5:30 P.M. Sat., Feb. 5, 2022
Got a good laugh from this morning’s CJ. When asked by a reporter, “What happened to the big ice storm?, a National Weather Service forecaster replied that the storm had “underachieved.” Essentially saying that our forecast was correct and nature was wrong. Give me a break.
A little background
When I arrived in Louisville in 1969, I heard many stories about a long-time Head of the local “Weather Bureau”, as many people called it back then. O. K. Anderson was his name and he was closely associated with phrases like, “It was coming our way, then this darned Ohio Valley changed its path and ruined everything.” “This darned Ohio Valley” got blamed for all the missed forecasts.

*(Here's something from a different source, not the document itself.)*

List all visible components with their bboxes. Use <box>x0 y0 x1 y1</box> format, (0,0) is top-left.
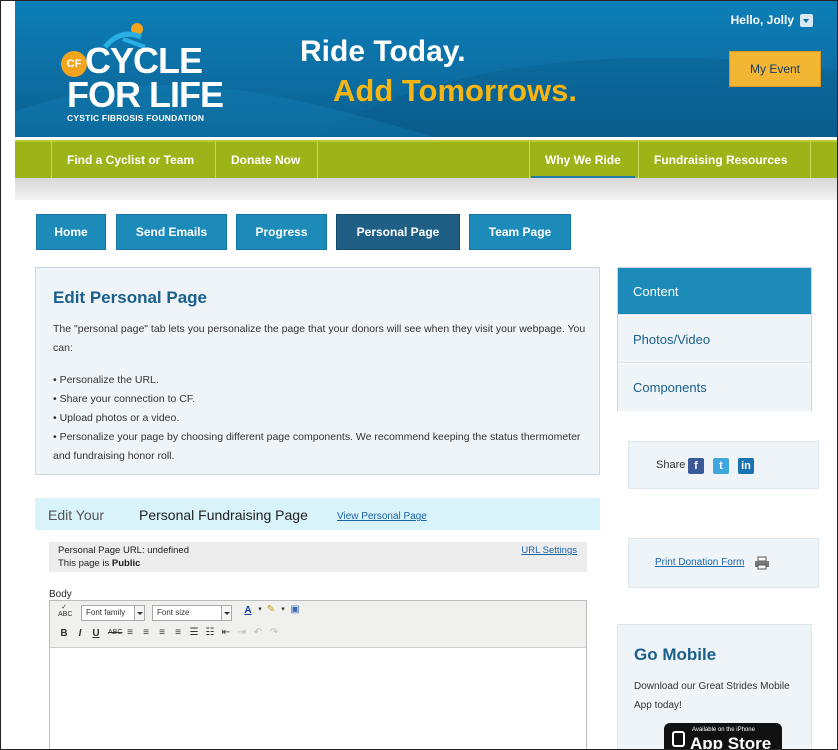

He was correct, the Ohio Valley does alter weather systems. My reasoning, however, was that the Ohio Valley has been basically the same for thousands of years. Shouldn’t it always alter weather patterns the same way?
It took several years (and some pretty bad forecasts), to start seeing patterns of behavior difference between the forecast models and reality. After awhile, I developed enough confidence to actually use those observed differences in my forecasts. What an improvement that made.
But, back to my original point. Over many years, forecasting improved a good bit but winter storms still were the source of quite a few “misses.” And snow and ice forecasts were far more noticeable than anything else. It’s like this: if you forecast rain, it doesn’t really matter whether it rains .1″ or 1″, it still “rains.” But if you predict one inch of snow and you get 10″, everybody notices.
When forecasts didn’t pan out, I kept hearing two specific phrases. “We got lucky” and “We dodged the bullet” are still used regularly. I’ve been telling people for decades, if you hear either one of those phrases, what they are actually saying is, “I was wrong.”
So, we’re back to 2022 and we have a new entry to our list of excuses. At least twice this winter I’ve read from the NWS, a storm underachieved. So now, you can blame a missed forecast on “the Ohio Valley”, “we were lucky”, “we dodged the bullet” or “the storm underachieved.” Any way you say it, it means “I blew it.”
Note 1: We’re all human. We all make mistakes. Some people just can’t admit it.
Note 2: This is exactly the same reason that has brought us the so-called “climate crisis.”